Nous avions pour mission d'évaluer le coût total de la mesure pour les entreprises. Nous nous sommes donc efforcés de répondre aux quatre questions suivantes : quel serait le coût administratif de la collecte pour l'entreprise ? Quel serait l'impact de la mesure sur les négociations salariales et, donc, sur la dynamique des salaires ? La possibilité, pour les très petites entreprises (TPE), de conserver pendant trois mois l'impôt prélevé, est-elle de nature à faciliter leur financement ? Quel serait l'effet de la mesure sur les relations sociales au sein de l'entreprise ?
Nous avons procédé par sondage, en soumettant à un grand nombre d'entreprises un questionnaire. Nous avons obtenu 482 réponses, émanant d'entreprises de toutes tailles, ce qui est satisfaisant d'un point de vue statistique. Nous avons complété l'analyse quantitative par des entretiens téléphoniques lorsque cela est apparu nécessaire. Nos conclusions, tirées de ce questionnaire, reflètent, pour l'essentiel, l'opinion des entreprises sur le prélèvement à la source. Toutefois, ces dernières se sont avérées incapables de répondre à un certain nombre de questions. Cela s'explique par leur manque de préparation sur certains sujets. Une majorité écrasante d'entreprises sont finalement mal informées. Ainsi, pour les questions auxquelles les entreprises ont été incapables de répondre, nous avons procédé à des estimations.
S'agissant du coût administratif de la collecte supporté par les entreprises, nous l'avons estimé à 1,2 milliard d'euros l'année de la mise en place du prélèvement à la source. Quant au coût récurrent, il devrait atteindre 100 millions d'euros. À souligner, le coût de la réforme sera supporté à 70 % environ par les TPE, dont le nombre, je le rappelle, s'élève à 1,6 million.
L'effet de la mesure sur les salaires est une question beaucoup plus complexe. Selon la théorie économique orthodoxe, le prélèvement à la source ne devrait avoir aucun effet sur le comportement des agents économiques, dans la mesure où le montant de l'impôt n'est pas modifié, seul le calendrier de paiement étant en cause. Toutefois, l'expérience nous enseigne une autre leçon : lorsque le président Bush, en 1992, avait décidé de réduire le taux de prélèvement à la source appliqué par les entreprises, et, en compensation, d'augmenter le paiement final, on avait anticipé qu'une telle mesure n'aurait aucun effet sur la consommation or, en réalité, tel n'a pas été le cas. Un certain nombre de ménages ont consommé davantage chaque mois. Par conséquent, une partie des ménages sont surtout sensibles au montant de leurs revenus mensuels disponibles, en fonction duquel ils prennent leurs décisions de consommation. Si nous extrapolons ce résultat au prélèvement à la source qui sera mis en place en France, nous pouvons craindre que la mesure ne suscite auprès des ménages un sentiment d'appauvrissement, créant des conséquences négatives non seulement sur leur consommation, mais affectant aussi, à terme, les négociations salariales. Une telle analyse est partagée par l'ensemble des entreprises que nous avons interrogées. Toutefois, les éléments dont nous disposons sont tout à fait insuffisants pour démontrer avec certitude que le prélèvement à la source aurait un tel effet négatif.

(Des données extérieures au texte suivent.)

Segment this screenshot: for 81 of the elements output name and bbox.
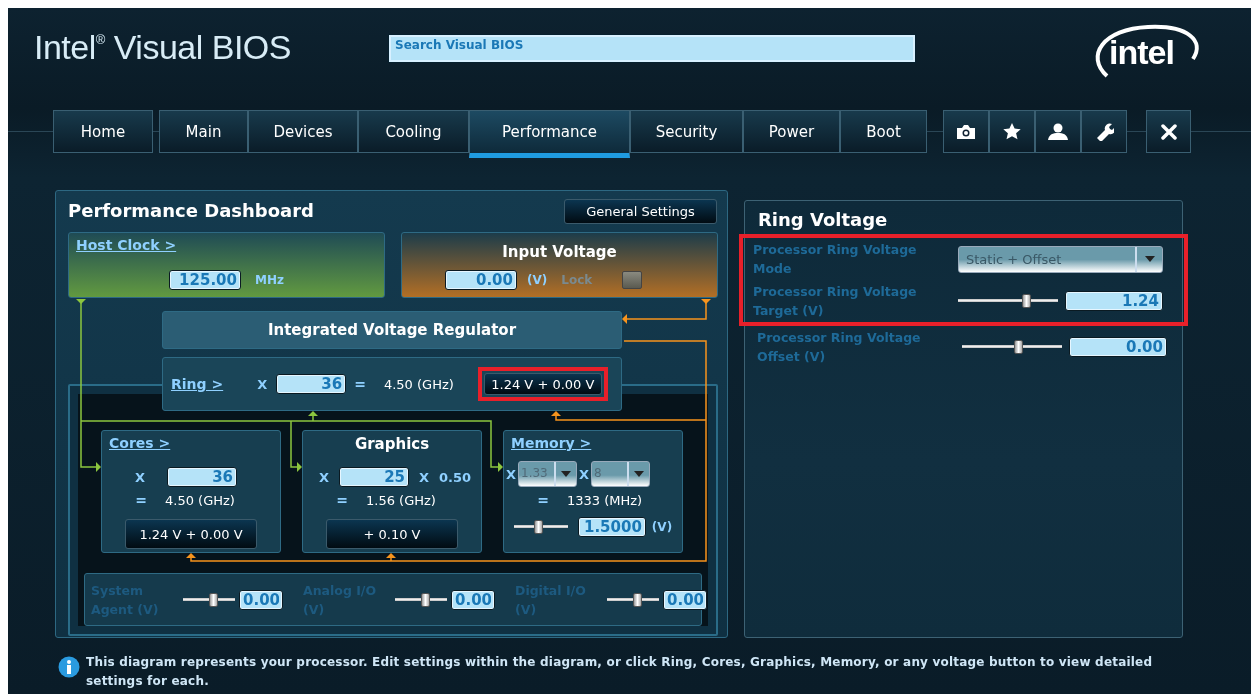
unit-label: (V)	[651, 520, 673, 534]
close-button[interactable]	[1146, 110, 1191, 153]
unit-label: MHz	[255, 273, 284, 287]
nav-tab[interactable]: Cooling	[358, 110, 469, 153]
logo-text: intel	[1109, 33, 1174, 72]
slider-thumb[interactable]	[632, 592, 642, 607]
lock-label: Lock	[561, 273, 593, 287]
nav-tab[interactable]: Performance	[469, 110, 630, 158]
dropdown-value: 1.33	[520, 465, 549, 482]
multiply-sign: X	[579, 466, 590, 482]
host-clock-link[interactable]: Host Clock >	[76, 237, 177, 253]
equals-sign: =	[335, 492, 348, 508]
input-field[interactable]: 0.00	[1069, 337, 1167, 357]
panel-title: Ring Voltage	[757, 209, 889, 230]
setting-label: Processor Ring Voltage Mode	[753, 241, 918, 278]
info-icon	[58, 656, 80, 678]
camera-button[interactable]	[943, 110, 989, 153]
ratio-text: 0.50	[439, 469, 472, 485]
voltage-button[interactable]: 1.24 V + 0.00 V	[125, 519, 257, 549]
wrench-button[interactable]	[1081, 110, 1127, 153]
nav-tab[interactable]: Security	[630, 110, 743, 153]
slider-thumb[interactable]	[1013, 340, 1023, 354]
input-field[interactable]: 36	[276, 374, 347, 394]
frequency-text: 4.50 (GHz)	[165, 492, 235, 508]
voltage-button[interactable]: + 0.10 V	[326, 519, 458, 549]
nav-tab[interactable]: Power	[743, 110, 840, 153]
user-button[interactable]	[1035, 110, 1081, 153]
frequency-text: 1.56 (GHz)	[366, 492, 436, 508]
nav-tab[interactable]: Devices	[248, 110, 358, 153]
input-field[interactable]: 125.00	[169, 270, 241, 290]
close-icon	[1160, 123, 1177, 140]
input-field[interactable]: 0.00	[663, 589, 707, 610]
setting-label: Processor Ring Voltage Offset (V)	[757, 329, 922, 366]
input-field[interactable]: 1.24	[1065, 291, 1163, 311]
frequency-text: 1333 (MHz)	[567, 492, 643, 508]
caret-icon	[1144, 256, 1155, 262]
input-field[interactable]: 1.5000	[577, 517, 646, 537]
app-title: Intel$^{®}$ Visual BIOS	[34, 28, 291, 67]
multiply-sign: X	[506, 466, 517, 482]
input-field[interactable]: 0.00	[239, 589, 283, 610]
info-text: This diagram represents your processor. Edit settings within the diagram, or click Ring, Cores, Graphics, Memory, or any voltage button to view detailed settings for each.	[86, 654, 1154, 690]
nav-tab[interactable]: Main	[159, 110, 248, 153]
slider-thumb[interactable]	[1021, 294, 1031, 308]
multiply-sign: X	[135, 469, 146, 485]
setting-label: Processor Ring Voltage Target (V)	[753, 283, 918, 320]
input-field[interactable]: 0.00	[451, 589, 495, 610]
voltage-button[interactable]: 1.24 V + 0.00 V	[483, 373, 602, 395]
panel-title: Performance Dashboard	[68, 200, 314, 221]
input-field[interactable]: 25	[339, 467, 410, 487]
multiply-sign: X	[419, 469, 430, 485]
nav-tab[interactable]: Boot	[840, 110, 927, 153]
star-button[interactable]	[989, 110, 1035, 153]
slider-thumb[interactable]	[420, 592, 430, 607]
unit-label: (V)	[527, 273, 548, 287]
card-link[interactable]: Memory >	[511, 435, 592, 451]
slider-thumb[interactable]	[534, 520, 544, 534]
equals-sign: =	[536, 492, 549, 508]
ring-link[interactable]: Ring >	[171, 376, 224, 392]
card-title: Graphics	[353, 435, 431, 453]
input-field[interactable]: 36	[167, 467, 238, 487]
slider-thumb[interactable]	[208, 592, 218, 607]
nav-tab[interactable]: Home	[53, 110, 153, 153]
equals-sign: =	[354, 376, 366, 392]
checkbox[interactable]	[622, 271, 643, 289]
multiply-sign: X	[319, 469, 330, 485]
general-settings-button[interactable]: General Settings	[564, 199, 717, 224]
star-icon	[1003, 123, 1021, 140]
user-icon	[1048, 123, 1068, 140]
voltage-regulator-bar: Integrated Voltage Regulator	[162, 311, 622, 349]
search-field[interactable]: Search Visual BIOS	[389, 35, 915, 62]
input-field[interactable]: 0.00	[445, 270, 517, 290]
caret-icon	[561, 471, 572, 477]
dropdown-value: Static + Offset	[965, 250, 1063, 269]
equals-sign: =	[134, 492, 147, 508]
camera-icon	[956, 123, 976, 140]
frequency-text: 4.50 (GHz)	[383, 376, 454, 392]
multiply-sign: X	[257, 376, 268, 392]
card-link[interactable]: Cores >	[109, 435, 171, 451]
caret-icon	[634, 471, 645, 477]
card-title: Input Voltage	[501, 243, 618, 261]
dropdown-value: 8	[593, 465, 603, 482]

J'en viens à la question de l'impact de la mesure sur le financement des très petites entreprises, donc des entreprises de moins de 10 salariés. La réforme prévoit en effet que celles-ci pourront conserver l'impôt dans leur trésorerie, ne le reversant au Trésor que tous les trois mois. Nous avons pris l'exemple d'une très petite entreprise représentative de l'économie française, employant 2,1 employés gagnant chacun environ 30 000 euros annuels. Leur impôt sur le revenu s'élève ainsi à 2 730 euros par an, soit 228 euros par mois. Pour 2,1 employés environ, cette TPE aurait donc 478 euros de plus dans sa trésorerie. Si l'on considère le taux d'intérêt moyen sur les découverts bancaires, qui est aujourd'hui de 2,5 %, le gain financier pour les entreprises atteint environ 12 euros par an, soit un montant tout à fait négligeable, qui n'est pas de nature à avoir le moindre effet sur la problématique du financement des TPE.